Yan Xiao-Jian, Liang Li-Zhi, Zeng Zong-Yuan, Shi Zhi, Fu Li-Wu
State Key Laboratory of Oncology in South China, Guangzhou, Guangdong 510060, P. R. China.
Ai Zheng. 2006 Apr;25(4):398-403.
BACKGROUND & OBJECTIVE: Drug resistance is a major obstacle to the successful chemotherapy of ovarian cancer. Recent studies have shown overexpression of Survivin in ovarian cancer tissues and cell lines, which may play an important role in the drug resistance of ovarian cancer. This study was to explore the effects of Survivin short hairpin RNA (shRNA) on Survivin expression, apoptosis, and chemosensitivity of human ovarian cancer cell line OVCAR3.

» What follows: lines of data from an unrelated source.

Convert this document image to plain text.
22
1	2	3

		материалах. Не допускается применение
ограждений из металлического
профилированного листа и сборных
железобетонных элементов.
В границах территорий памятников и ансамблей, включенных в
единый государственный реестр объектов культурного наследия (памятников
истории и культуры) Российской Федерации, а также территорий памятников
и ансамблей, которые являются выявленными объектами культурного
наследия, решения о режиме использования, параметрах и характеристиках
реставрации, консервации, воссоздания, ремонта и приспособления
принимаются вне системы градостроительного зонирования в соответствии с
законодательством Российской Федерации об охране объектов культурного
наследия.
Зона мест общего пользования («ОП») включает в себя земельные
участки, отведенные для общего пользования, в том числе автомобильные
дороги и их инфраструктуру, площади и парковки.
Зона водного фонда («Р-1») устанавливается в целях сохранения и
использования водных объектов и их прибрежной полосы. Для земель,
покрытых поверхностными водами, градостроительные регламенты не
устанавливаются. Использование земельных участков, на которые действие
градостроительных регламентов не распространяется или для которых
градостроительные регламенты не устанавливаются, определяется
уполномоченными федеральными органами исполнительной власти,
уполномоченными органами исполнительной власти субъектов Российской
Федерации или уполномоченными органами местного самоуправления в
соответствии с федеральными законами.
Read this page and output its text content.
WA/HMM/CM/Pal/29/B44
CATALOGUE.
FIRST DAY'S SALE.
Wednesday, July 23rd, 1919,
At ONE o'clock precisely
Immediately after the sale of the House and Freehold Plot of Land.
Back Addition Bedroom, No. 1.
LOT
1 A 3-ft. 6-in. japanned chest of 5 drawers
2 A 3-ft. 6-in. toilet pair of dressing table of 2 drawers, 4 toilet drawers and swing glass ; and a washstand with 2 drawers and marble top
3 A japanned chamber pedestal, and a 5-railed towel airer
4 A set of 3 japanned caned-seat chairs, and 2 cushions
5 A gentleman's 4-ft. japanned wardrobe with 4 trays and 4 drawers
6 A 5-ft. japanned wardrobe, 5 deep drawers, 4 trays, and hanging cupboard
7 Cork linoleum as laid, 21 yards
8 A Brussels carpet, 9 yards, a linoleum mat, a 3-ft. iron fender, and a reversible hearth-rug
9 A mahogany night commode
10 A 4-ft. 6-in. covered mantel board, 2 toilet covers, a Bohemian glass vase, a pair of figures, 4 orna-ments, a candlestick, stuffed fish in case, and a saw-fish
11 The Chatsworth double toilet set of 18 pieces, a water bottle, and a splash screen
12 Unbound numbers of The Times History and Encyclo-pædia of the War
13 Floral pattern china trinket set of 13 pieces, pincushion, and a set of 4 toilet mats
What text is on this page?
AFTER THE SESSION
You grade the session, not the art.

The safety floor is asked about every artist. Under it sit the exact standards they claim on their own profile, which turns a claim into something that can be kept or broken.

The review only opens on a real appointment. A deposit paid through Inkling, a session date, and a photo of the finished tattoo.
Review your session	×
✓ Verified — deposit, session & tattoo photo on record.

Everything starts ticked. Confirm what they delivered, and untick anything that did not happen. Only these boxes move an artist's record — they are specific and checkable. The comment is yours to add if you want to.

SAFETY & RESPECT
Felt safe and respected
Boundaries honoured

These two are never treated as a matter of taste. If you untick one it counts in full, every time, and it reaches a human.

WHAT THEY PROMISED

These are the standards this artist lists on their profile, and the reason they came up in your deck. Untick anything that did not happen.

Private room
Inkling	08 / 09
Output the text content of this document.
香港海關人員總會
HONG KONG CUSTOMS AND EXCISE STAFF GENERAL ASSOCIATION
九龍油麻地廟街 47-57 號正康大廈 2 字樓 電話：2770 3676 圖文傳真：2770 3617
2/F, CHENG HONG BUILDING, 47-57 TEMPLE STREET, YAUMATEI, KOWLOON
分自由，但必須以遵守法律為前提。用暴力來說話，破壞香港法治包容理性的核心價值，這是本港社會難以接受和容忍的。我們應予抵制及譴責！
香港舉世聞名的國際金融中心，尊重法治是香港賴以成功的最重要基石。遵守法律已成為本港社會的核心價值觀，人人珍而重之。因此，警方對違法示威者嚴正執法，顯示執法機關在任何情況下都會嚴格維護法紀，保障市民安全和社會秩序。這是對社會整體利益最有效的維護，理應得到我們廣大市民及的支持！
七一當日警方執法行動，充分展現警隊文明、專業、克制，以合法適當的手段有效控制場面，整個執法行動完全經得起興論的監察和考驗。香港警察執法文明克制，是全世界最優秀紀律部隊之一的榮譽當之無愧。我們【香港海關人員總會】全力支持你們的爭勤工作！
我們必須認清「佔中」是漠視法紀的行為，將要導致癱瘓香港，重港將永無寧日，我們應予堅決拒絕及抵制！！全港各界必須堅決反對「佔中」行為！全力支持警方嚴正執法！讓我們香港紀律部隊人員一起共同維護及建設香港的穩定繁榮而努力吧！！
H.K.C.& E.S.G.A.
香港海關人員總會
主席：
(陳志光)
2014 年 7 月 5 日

OVCAR3 cells were transfected with Survivin shRNA. Untransfected, lip-transfected, and mU6-transfected cells were set as controls. Reverse transcription-polymerase chain reaction (RT-PCR) was used to detect the expression of Survivin mRNA. Flow cytometry was applied to examine the expression of Survivin protein and cell apoptosis. MTT assay was used to examine the effect of Survivin shRNA on chemosensitivity of OVCAR3 cells.
The mRNA and protein levels of Survivin were obviously lower in Survivin shRNA-transfected OVCAR3 cells than in untransfected cells, lip-transfected cells, and mU6-transfected cells 24 h after transfection. The apoptotic rates of OVCAR3 cells 12 h, 24 h, 36 h, 48 h after Survivin shRNA transfection were 20.7%, 31.9%, 39.0%, and 46.7%, respectively, that showed a time-dependent manner. The 50% inhibitory concentrations (IC50) of paclitaxel were (0.305+/-0.032) micromol/L for untransfected cells, (0.157+/-0.031) micromol/L for lip-transfected cells, (0.175+/-0.010) micromol/L for mU6-transfected cells, and (0.019+/-0.001) micromol/L for Survivin shRNA-transfected cells; and the IC50 of cisplatin were (9.410+/-0.796) micromol/L, (6.675+/-1.739) micromol/L, (6.930+/-1.273) micromol/L, and (7.862+/-0.081) micromol/L, respectively. Survivin shRNA increased the sensitivity of OVCAR3 cells to paclitaxel by 16 folds (P<0.01), but had no significant effect on the sensitivity to cisplatin (P>0.05).
Sequence-specific shRNA targeting Survivin can suppress the expression of Survivin gene effectively in OVCAR3 cells, and sensitize OVCAR3 cells to paclitaxel, but has no significant effect on the sensitivity to cisplatin.
耐药性是卵巢癌化疗成功的主要障碍。近期研究表明,Survivin在卵巢癌组织和细胞系中过表达,这可能在卵巢癌耐药中起重要作用。本研究旨在探讨Survivin短发夹RNA(shRNA)对人卵巢癌细胞系OVCAR3中Survivin表达、细胞凋亡及化疗敏感性的影响。
用Survivin shRNA转染OVCAR3细胞。将未转染、脂质体转染及mU6转染的细胞设为对照。采用逆转录-聚合酶链反应(RT-PCR)检测Survivin mRNA的表达。应用流式细胞术检测Survivin蛋白表达及细胞凋亡。采用MTT法检测Survivin shRNA对OVCAR3细胞化疗敏感性的影响。
转染Survivin shRNA的OVCAR3细胞在转染后24 h,Survivin的mRNA和蛋白水平明显低于未转染细胞、脂质体转染细胞及mU6转染细胞。Survivin shRNA转染后12 h、24 h、36 h、48 h,OVCAR3细胞的凋亡率分别为20.7%、31.9%、39.0%和46.7%,呈时间依赖性。未转染细胞紫杉醇的50%抑制浓度(IC50)为(0.305±0.032)μmol/L,脂质体转染细胞为(0.157±0.031)μmol/L,mU6转染细胞为(0.175±0.010)μmol/L,Survivin shRNA转染细胞为(0.019±0.001)μmol/L;顺铂的IC50分别为(9.410±0.796)μmol/L、(6.675±1.739)μmol/L、(6.930±1.273)μmol/L和(7.862±0.081)μmol/L。Survivin shRNA使OVCAR3细胞对紫杉醇的敏感性提高了16倍(P<0.01),但对顺铂敏感性无显著影响(P>0.05)。
靶向Survivin的序列特异性shRNA能有效抑制OVCAR3细胞中Survivin基因的表达,使OVCAR3细胞对紫杉醇敏感,但对顺铂敏感性无显著影响。